“But I am merely going to see why I am wanted,” she said. “I shall soon come back.”
She struggled to get away and to go where the voice summoned, but he would not release her, and he ordered the servants to shut and bolt all the doors. Then she sank into a chair and said: “I see you will not let me go.”
So her husband thought she was resigned to staying, and that she had gotten over her mad impulse to obey the voice. But no sooner did he loose his hold on her hand and turn away than she sprang to her feet, made a sudden dash to a door, unbolted and opened it, and darted out. He followed her and contrived to grasp her fur coat. Thus he was able to restrain her while he implored her not to go, and told her she certainly would never return. She made no reply, but let her arms fall backward, and suddenly slipped out of the coat and left it in her husband’s hands. The poor man seemed turned to stone, without power to move, as he gazed after her hurrying away from him, and listened to her calling as she ran: “I am coming! I am coming!”
When she was quite out of sight he went into the house, saying: “If she is so foolish as to wish to leave us forever, I cannot help it.
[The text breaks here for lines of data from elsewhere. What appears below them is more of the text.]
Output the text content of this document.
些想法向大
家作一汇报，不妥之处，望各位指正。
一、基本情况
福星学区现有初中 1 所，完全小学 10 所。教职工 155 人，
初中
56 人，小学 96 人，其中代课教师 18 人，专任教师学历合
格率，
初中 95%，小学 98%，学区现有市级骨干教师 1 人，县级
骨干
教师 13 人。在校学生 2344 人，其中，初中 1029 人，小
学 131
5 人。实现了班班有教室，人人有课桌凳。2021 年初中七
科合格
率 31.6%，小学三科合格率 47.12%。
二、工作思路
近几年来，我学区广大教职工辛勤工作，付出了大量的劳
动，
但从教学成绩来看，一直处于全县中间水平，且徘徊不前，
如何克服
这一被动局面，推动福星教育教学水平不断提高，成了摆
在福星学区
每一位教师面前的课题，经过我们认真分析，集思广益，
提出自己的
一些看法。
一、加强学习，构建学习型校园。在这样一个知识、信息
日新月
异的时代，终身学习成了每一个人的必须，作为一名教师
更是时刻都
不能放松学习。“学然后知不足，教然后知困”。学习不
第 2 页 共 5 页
I warned and implored her to pay no heed to that voice, however loudly it might call.”
The rest of the family lived peacefully after this for a number of years. But at last the man was one day at the barber’s being shaved. The shop was full of people, and his chin had been covered with lather. Suddenly he started up from his chair and called out in a loud voice: “I won’t come! Do you hear? I won’t come!”
The barber and the other people in the shop listened to him with astonishment. Again he looked toward the door, and exclaimed, “I tell you once for all that I do not mean to come; so go away!”
A few minutes later he shouted: “Go away or it will be the worse for you. You may call as much as you like, but you will not get me to come.”
He grew as angry as if some one was actually standing at the door tormenting him. Finally he got up and said to the barber: “Give me the razor you are using. I’ll teach that fellow to leave people alone for the future.”
He snatched the razor out of the barber’s hand and rushed forth from the shop as if he were running after some one. The barber did not wish to lose his razor, and he pursued the man to rescue it. They both continued at full speed out of the town until they came to the edge of a precipice. Down this the man plunged head foremost, and he never was seen again. So he, too, like the others, had been forced, against his will, to follow the voice that called him.